ACM1's free, hands-on exposition is open to the public, from March 10th through 13th.

"Our goal in designing the exposition space was to make an educational, hands-on experience even more memorable by stimulating the attendees' imagination about what the world will be like in the coming decades," states Jeff Mayer, Vice President and Managing Director of Gensler's Newport Beach office.

To do this, the designers created a pathway of moving lights against curved planes that is drawing visitors in, offering alternative pathways from which to experience cutting-edge exhibits, and is allowing people to invent their own ideas of what lies beyond cyberspace.

Mayer, who specializes in exposition design, was the creative mind behind the design of ACM's 1997 Exposition, which offered a glimpse at tomorrow's technology through a themed space representing an "archaeological dig," 50 years in the future.
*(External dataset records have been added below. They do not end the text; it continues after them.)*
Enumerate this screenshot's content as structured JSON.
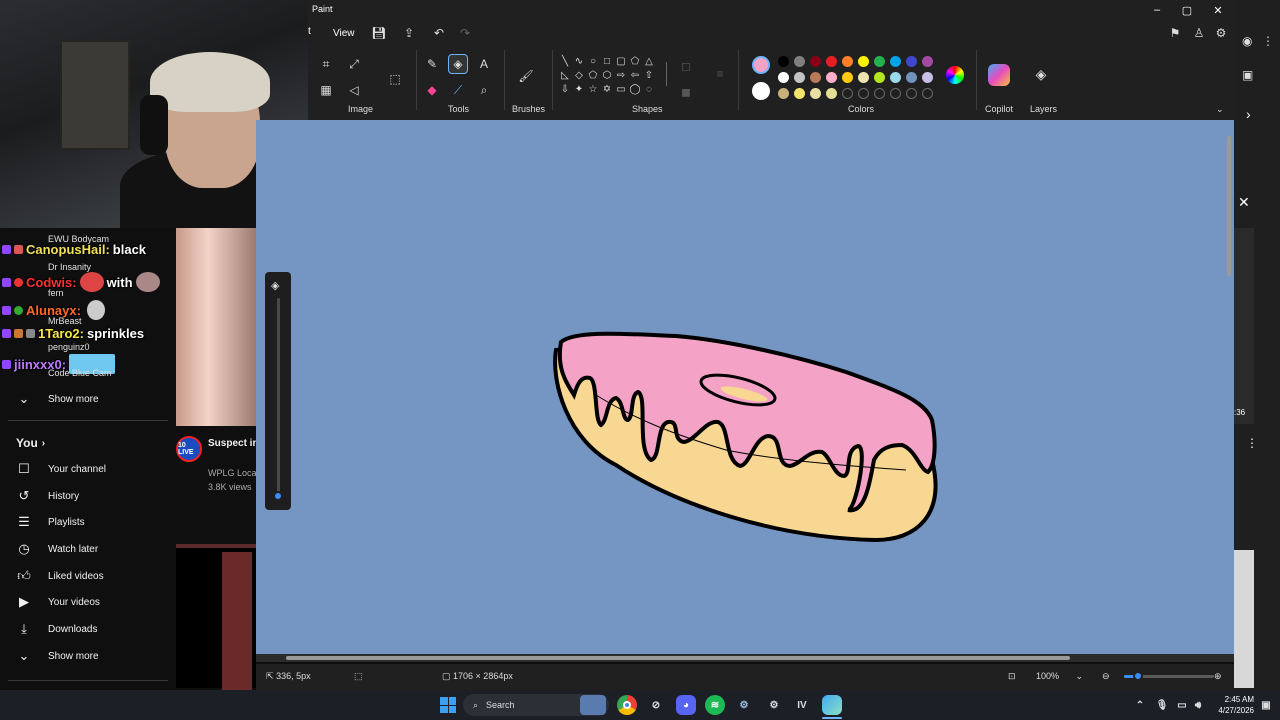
{
  "paint": {
    "app_title": "Paint",
    "menu": {
      "file": "t",
      "view": "View"
    },
    "groups": {
      "image": "Image",
      "tools": "Tools",
      "brushes": "Brushes",
      "shapes": "Shapes",
      "colors": "Colors",
      "copilot": "Copilot",
      "layers": "Layers"
    },
    "colors": {
      "primary": "#f4a3c7",
      "secondary": "#ffffff",
      "row1": [
        "#000000",
        "#7f7f7f",
        "#880015",
        "#ed1c24",
        "#ff7f27",
        "#fff200",
        "#22b14c",
        "#00a2e8",
        "#3f48cc",
        "#a349a4"
      ],
      "row2": [
        "#ffffff",
        "#c3c3c3",
        "#b97a57",
        "#ffaec9",
        "#ffc90e",
        "#efe4b0",
        "#b5e61d",
        "#99d9ea",
        "#7092be",
        "#c8bfe7"
      ],
      "row3": [
        "#c8b07a",
        "#f4e36a",
        "#e8e0a0",
        "#e4df96",
        "",
        "",
        "",
        "",
        "",
        ""
      ]
    },
    "canvas": {
      "background": "#7595c3",
      "donut_icing": "#f4a3c7",
      "donut_dough": "#f7d791"
    },
    "status": {
      "cursor_pos": "336, 5px",
      "canvas_size": "1706 × 2864px",
      "zoom": "100%"
    },
    "zoom_level": 0.15
  },
  "chat": [
    {
      "name": "CanopusHail:",
      "message": "black",
      "name_color": "#f0e05a",
      "sub": "EWU Bodycam"
    },
    {
      "name": "Codwis:",
      "message": "with",
      "name_color": "#ff3030",
      "sub": "Dr Insanity"
    },
    {
      "name": "Alunayx:",
      "message": "",
      "name_color": "#ff6a2a",
      "sub": "fern"
    },
    {
      "name": "1Taro2:",
      "message": "sprinkles",
      "name_color": "#f7e84a",
      "sub": "MrBeast"
    },
    {
      "name": "jiinxxx0:",
      "message": "",
      "name_color": "#c07bff",
      "sub": "penguinz0"
    }
  ],
  "chat_extra_sub": "Code Blue Cam",
  "youtube": {
    "show_more_1": "Show more",
    "you": "You",
    "items": [
      "Your channel",
      "History",
      "Playlists",
      "Watch later",
      "Liked videos",
      "Your videos",
      "Downloads"
    ],
    "show_more_2": "Show more",
    "news_title": "Suspect in writings to",
    "news_channel": "WPLG Loca",
    "news_views": "3.8K views",
    "news_logo": "10 LIVE"
  },
  "taskbar": {
    "search_placeholder": "Search",
    "time": "2:45 AM",
    "date": "4/27/2026",
    "iv_label": "IV"
  },
  "browser": {
    "right_time_badge": ":36"
  }
}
"It was dark, musty and entirely inspiring," reported Mark Cassidy for the San Jose Mercury News.

At ACM1, over 70 leading-edge exhibitors from industry, academia, and research are showing how technology can address tomorrow's major global problems.

On display is exciting new research from MIT Media Lab, Stanford, Boeing, UCAL Berkeley, Microsoft, UCLA, Sony, NYU, Georgia Tech, IBM, and many more.

Students, educators and parents are encouraged to come and explore the kinds of future technologies-wearable computers; computers for the blind; and robots and software for kids, designed by kids-that normally remain hidden in labs.